Yeah. Forget the notion that six billion or so humans outnumber the enemy. Each ant colony has millions of teeming creatures, each intent on serving the queen. The females do the work, the males procreate and they’re as prolific as any creature on the face of the Earth.

They’re not confused by thought or muddled by emotion. The only morality in their world is to work together tirelessly on a utilitarian insectile impulse shared by all in the colony.

Sure, ants create inroads in the soil that help irrigate the land, but come on! Machines can do that just as well and with less aggravation, especially when it comes to picnics, foodstuffs and home invasion.

We are the lesser of the species despite our prodigious intellect, and completely beholden to the caprice of the elements. We are sensitive to heat, annoyed by allergens, at winter’s mercy and require umbrellas when it rains.

Ants don’t care if it’s hot or cold. They exist in frozen tundra and are found in the brutal heat of the Sahara Desert. They survive in all climates and don’t whine about the conditions.

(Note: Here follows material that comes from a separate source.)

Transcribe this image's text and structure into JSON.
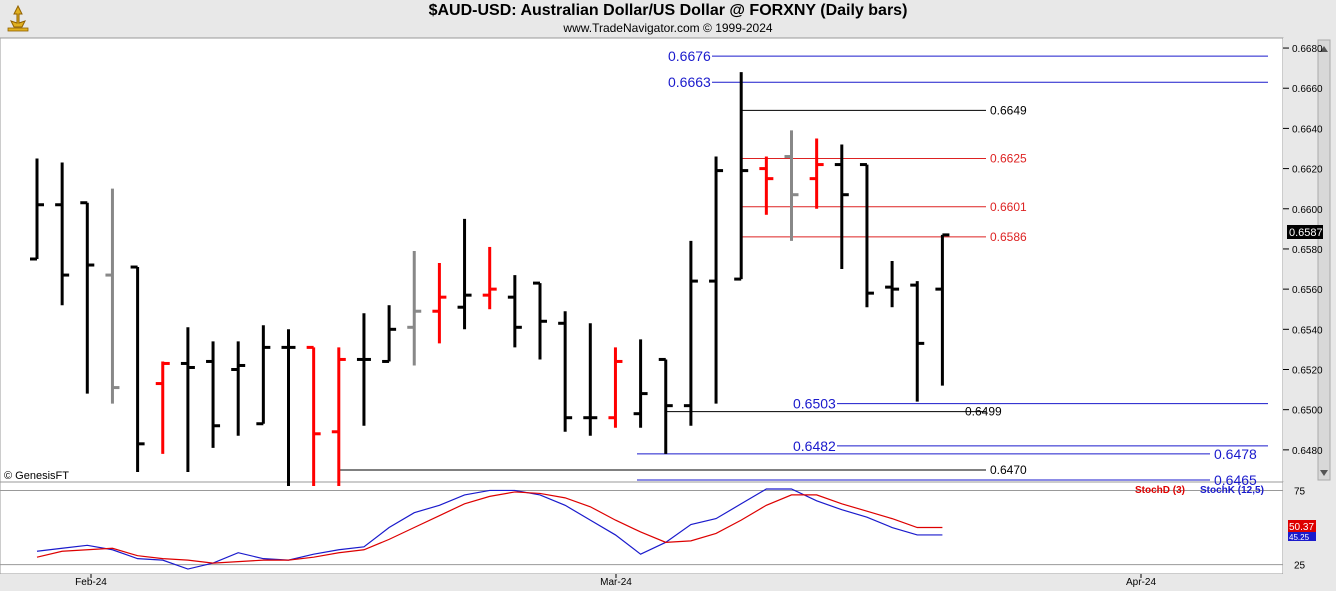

People have said this is a bad year locally for ants, that spring thaw arrived about a month sooner than in previous years. It gave ants the headstart they needed and now they’re everywhere.

But what if it’s not about an early thaw at all? What if ants are massing at such a rate that their co-existence with us on the planet is like a bad Western in which one guy says to the other, “This town ain’t big enough for the both of us”?

What then? If the troops start marching, will we have enough to hold them off?

I don’t know about you, but a can of insect repellant only goes so far and if ants are swarming up your arm as you spray, I fear there’s little left to do but run and scream. Yep - if the word goes out, they’ll come with a single-minded purpose and devotion to task that’ll make even the most diligent human seem a slacker by comparison.

So batten the hatches, kids. That’s my advice, ‘cause maybe the doomsayers are right; ants rule the planet and always have. We just don’t know it yet.